ROMA is at its most potent when it deals with the he minutia of Cleo working and her trying to eek out a life outside of it, and the film manages to have this enthralling push/pull effect of feeling both hushed and frantic at the same time.  Again, Cuaron finds joy in the smaller details that branch out to reveal larger ones, like a seemingly casual moment of Cleo doing laundry on the roof that Cuaron pans away from to show the limitless majesty and scope of Mexico City.  There's an absolutely beautifully rendered moment in a cinema showing Cleo and Fermin on a date that ends with painful results that will haunt her for the rest of the film.  Of course, as Cleo has to deal with the anguish of her pregnancy and medical bills, Fermin is nowhere to be seen, that is until he makes a chilling appearance during a breathtaking, yet haunting sequence that starts mundane enough, but then pulls back to reveal the June 10, 1971 Corpus Christi Massacre that killed 100 people.  Then there's a later scene involving Cleo and the family enjoying a drunken night of New Year's Eve celebrating that turns awfully ugly when a massive forest fire breaks out in the surrounding countryside.   

Despite some of the inherent madness that happens around her, ROMA is really about Cleo and her emotional journey, who starts off the film as a mostly silent maid that steadfastly does her job to a pregnant mother-to-be that's frightened of the future and - when Sofia is forced to deal with her own heartache about her absent husband - becoming a surrogate mother to the family's children when their own mother is struggling to get by.  And what an absolute wonder Yalitza Aparicio is in this role, and she makes one of the most dynamic first feature film performances in many a moon as her beleaguered caregiver.  What's staggering to behold here is that Aparicio was an untrained actor before taking on the role, and usually hiring non actors to play roles in dramas has netted some questionable results (see Clint Eastwood's THE 15:17 TO PARIS), but under Cuaron's watchful eye Aparicio delivers one of the most deeply heartfelt, soulful, and authentically rendered performances of 2018.  Most of the way she communicates feeling in the story is non-verbally, but she occupies a moment late in the film - in an absolutely devastating and emotionally ravaging scene - where you're left in a state of absolute awe that this is an unseasoned performer.  Aparicio is as assured, strong, and confident as any other actress with dozens of years experience on her; she's the film's compassionate and wounded heart. 

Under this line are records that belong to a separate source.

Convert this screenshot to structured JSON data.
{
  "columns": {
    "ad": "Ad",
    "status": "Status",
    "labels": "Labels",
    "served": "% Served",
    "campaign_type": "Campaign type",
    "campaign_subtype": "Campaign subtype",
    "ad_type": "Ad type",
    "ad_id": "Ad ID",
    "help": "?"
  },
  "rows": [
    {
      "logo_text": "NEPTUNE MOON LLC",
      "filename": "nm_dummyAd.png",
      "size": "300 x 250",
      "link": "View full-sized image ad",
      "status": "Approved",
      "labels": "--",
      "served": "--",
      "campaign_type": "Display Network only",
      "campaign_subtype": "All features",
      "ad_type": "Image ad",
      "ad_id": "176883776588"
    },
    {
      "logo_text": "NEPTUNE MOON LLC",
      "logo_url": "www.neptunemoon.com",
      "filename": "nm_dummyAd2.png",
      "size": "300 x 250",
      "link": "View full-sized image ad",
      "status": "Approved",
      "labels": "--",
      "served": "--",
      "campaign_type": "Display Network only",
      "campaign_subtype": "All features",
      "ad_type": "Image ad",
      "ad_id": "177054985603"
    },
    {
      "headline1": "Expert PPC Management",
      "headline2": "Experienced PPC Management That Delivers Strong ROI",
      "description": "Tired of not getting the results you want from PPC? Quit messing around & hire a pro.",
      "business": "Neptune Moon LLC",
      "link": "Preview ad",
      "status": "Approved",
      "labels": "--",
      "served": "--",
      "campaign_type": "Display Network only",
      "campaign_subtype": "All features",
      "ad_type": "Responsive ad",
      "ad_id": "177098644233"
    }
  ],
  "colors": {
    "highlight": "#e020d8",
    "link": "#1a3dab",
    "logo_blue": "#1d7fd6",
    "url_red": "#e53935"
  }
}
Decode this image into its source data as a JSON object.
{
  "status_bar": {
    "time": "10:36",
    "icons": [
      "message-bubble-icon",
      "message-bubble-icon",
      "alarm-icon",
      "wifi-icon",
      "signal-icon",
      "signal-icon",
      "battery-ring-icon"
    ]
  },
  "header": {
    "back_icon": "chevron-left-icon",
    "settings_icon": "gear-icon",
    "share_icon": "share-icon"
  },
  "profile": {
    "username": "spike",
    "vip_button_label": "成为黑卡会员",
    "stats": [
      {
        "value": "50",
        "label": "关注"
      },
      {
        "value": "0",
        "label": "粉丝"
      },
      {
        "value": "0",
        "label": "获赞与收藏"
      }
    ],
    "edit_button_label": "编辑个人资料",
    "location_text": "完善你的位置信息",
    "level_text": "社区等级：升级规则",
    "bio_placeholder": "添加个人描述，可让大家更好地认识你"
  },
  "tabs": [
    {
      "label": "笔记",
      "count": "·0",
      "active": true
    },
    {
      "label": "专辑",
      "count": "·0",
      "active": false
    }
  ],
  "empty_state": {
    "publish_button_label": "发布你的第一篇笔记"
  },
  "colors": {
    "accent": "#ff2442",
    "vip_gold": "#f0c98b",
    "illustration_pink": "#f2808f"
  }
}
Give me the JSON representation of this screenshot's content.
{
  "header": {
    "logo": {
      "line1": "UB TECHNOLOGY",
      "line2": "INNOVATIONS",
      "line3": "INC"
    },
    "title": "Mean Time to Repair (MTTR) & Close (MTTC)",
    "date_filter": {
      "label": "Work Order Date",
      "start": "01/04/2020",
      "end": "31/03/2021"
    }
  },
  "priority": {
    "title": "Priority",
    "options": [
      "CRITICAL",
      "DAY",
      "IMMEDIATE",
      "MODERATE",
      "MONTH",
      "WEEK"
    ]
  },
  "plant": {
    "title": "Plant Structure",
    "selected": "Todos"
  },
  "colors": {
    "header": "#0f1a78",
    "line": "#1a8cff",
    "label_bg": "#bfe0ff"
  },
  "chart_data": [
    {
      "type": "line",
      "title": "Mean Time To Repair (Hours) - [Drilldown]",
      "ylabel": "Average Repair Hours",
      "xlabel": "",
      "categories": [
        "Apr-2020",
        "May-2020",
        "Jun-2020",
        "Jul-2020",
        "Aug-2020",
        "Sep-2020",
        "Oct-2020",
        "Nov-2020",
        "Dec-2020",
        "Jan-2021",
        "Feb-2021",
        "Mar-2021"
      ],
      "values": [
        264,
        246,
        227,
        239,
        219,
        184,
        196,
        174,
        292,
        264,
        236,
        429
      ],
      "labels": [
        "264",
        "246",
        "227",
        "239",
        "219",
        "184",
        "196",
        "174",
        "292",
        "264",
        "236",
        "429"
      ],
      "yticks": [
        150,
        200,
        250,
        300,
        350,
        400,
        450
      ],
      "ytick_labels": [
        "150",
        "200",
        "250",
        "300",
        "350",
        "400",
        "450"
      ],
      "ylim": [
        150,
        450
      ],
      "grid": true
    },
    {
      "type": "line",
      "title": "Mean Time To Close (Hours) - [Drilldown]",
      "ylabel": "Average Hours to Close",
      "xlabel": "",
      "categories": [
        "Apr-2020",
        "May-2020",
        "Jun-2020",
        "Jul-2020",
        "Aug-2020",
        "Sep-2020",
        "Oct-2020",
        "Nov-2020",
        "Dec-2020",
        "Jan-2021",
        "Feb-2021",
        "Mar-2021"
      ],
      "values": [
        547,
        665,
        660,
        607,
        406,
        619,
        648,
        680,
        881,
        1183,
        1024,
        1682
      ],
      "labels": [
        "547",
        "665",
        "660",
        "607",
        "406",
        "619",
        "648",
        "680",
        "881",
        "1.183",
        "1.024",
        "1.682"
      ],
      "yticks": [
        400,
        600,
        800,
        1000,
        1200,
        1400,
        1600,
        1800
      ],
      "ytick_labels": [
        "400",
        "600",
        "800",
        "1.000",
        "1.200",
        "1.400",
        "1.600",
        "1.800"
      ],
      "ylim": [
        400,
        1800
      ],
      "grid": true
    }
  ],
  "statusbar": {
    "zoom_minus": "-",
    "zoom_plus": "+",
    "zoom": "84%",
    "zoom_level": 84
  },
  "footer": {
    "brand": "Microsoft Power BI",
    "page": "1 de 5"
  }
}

My biggest takeaway with ROMA is how truthfully it displays domesticity and how it takes its time to showcase Cleo's own personal story unfold, which has multiple psychological scars to uncomfortably bare.  Even when she has to deal with soul sucking tragedies in her life, she nevertheless finds the inner resiliency to still emerge as a guardian to Sofia and her children, and it's that sense of the larger themes of loss, sacrifice and protection that make ROMA so utterly beguiling.  Cuaron's film is a celebration of life and all of the unrelenting roadblocks that are thrown in along the way, and this sumptuous work deserves big screen consumption.  And yes, this is a Netflix produced and released endeavor, but ROMA represents - more than any other film from 2018 - a work that deserves to be actively experienced in a cinema if possible.  I couldn't imagine, for the life of me, losing myself in Cuaron's magnificent achievement on a small TV screen or - God forbid - on a smart phone or tablet, as doing so would rob ROMA of its enrapturing power.